At Monday’s premiere, writer and director René Richard Cyr told us, seconds before the film began, “I hope that ‘our’ sisters-in-law” will become ‘your’ sisters-in-law.” And that’s exactly what happened. Geneviève Schmidt’s interiority (in the final scene), Véronic DiCaire’s depth (in her song Johnny), the thousand and one nuances of Jeanne Bellefeuille’s acting (who is only 19 years old!), the stifled pain of Anne-Élisabeth Bossé, the cheekiness of Pierrette Robitaille, the solo of Debbie-Lynch White, I was overwhelmed by all their performances.

But what touched me most was seeing that a whole generation of young Quebec women will be able, through this film, to measure the immense path taken by Quebec women.

All the neo-feminists who complain about microaggression because a guy looked at them the wrong way or who curl up in a ball because a man interrupted them in a meeting should go see the film.

They will realize how far we have come. Michel Tremblay’s sisters-in-law were alienated, oppressed women, relegated to the domestic sphere, their kitchen, their courtyard, their gallery. Tremblay makes them repeat like a mantra that they are “pus capable” of this “damned flat life”.

Chained to their washing machines (“dresses, skirts, stockings, sweaters, pants, underpants, bras, everything goes in there”), prisoners of meal preparation (“always the same damned business”), three times a day, every day. Or forced, like Rose Ouimet, to sleep with their husband morning and night, every day of the year, every year (“damned ass!”). Humiliated by having to beg their husband for a few minutes of freedom to go play bingo “once a month.”

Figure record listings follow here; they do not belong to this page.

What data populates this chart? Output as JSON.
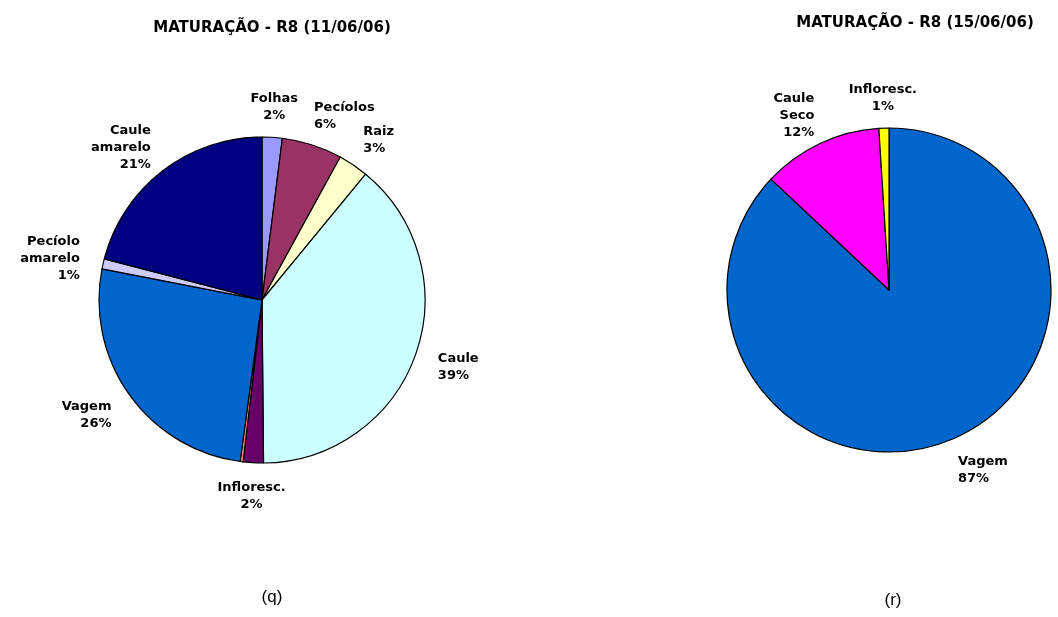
{
  "chart_data": [
    {
      "type": "pie",
      "title": "MATURAÇÃO - R8 (11/06/06)",
      "categories": [
        "Folhas",
        "Pecíolos",
        "Raiz",
        "Caule",
        "Infloresc.",
        null,
        "Vagem",
        "Pecíolo amarelo",
        "Caule amarelo"
      ],
      "values": [
        2,
        6,
        3,
        39,
        2,
        0.3,
        26,
        1,
        21
      ],
      "value_labels": [
        "2%",
        "6%",
        "3%",
        "39%",
        "2%",
        null,
        "26%",
        "1%",
        "21%"
      ],
      "colors": [
        "#9999ff",
        "#993366",
        "#ffffcc",
        "#ccffff",
        "#660066",
        "#ff8080",
        "#0066cc",
        "#ccccff",
        "#000080"
      ],
      "annotations": [
        "(q)"
      ]
    },
    {
      "type": "pie",
      "title": "MATURAÇÃO - R8 (15/06/06)",
      "categories": [
        "Vagem",
        "Caule Seco",
        "Infloresc."
      ],
      "values": [
        87,
        12,
        1
      ],
      "value_labels": [
        "87%",
        "12%",
        "1%"
      ],
      "colors": [
        "#0066cc",
        "#ff00ff",
        "#ffff00"
      ],
      "annotations": [
        "(r)"
      ]
    }
  ]
}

It is nevertheless ironic that it was a man (Michel Tremblay) in 1968 who was so successful in holding up a mirror to women and that it is a man (René Richard Cyr) in 2024 who is holding up the mirror of their evolution to them.


In 1968, after attending the premiere of Sisters-in-law, the theater critic of The Press Martial Dassylva had written a killer text. He was shocked to see joual burst onto the stage.

“Given the crudeness and vulgarity of his text, I cannot help but think that the management of the Rideau Vert may have done the author a disservice by agreeing to produce his play.”

Fifty-six years later, in front of a packed house that applauded the film made from his work, Michel Tremblay perhaps had his sweetest revenge: his sisters-in-law are now immortal.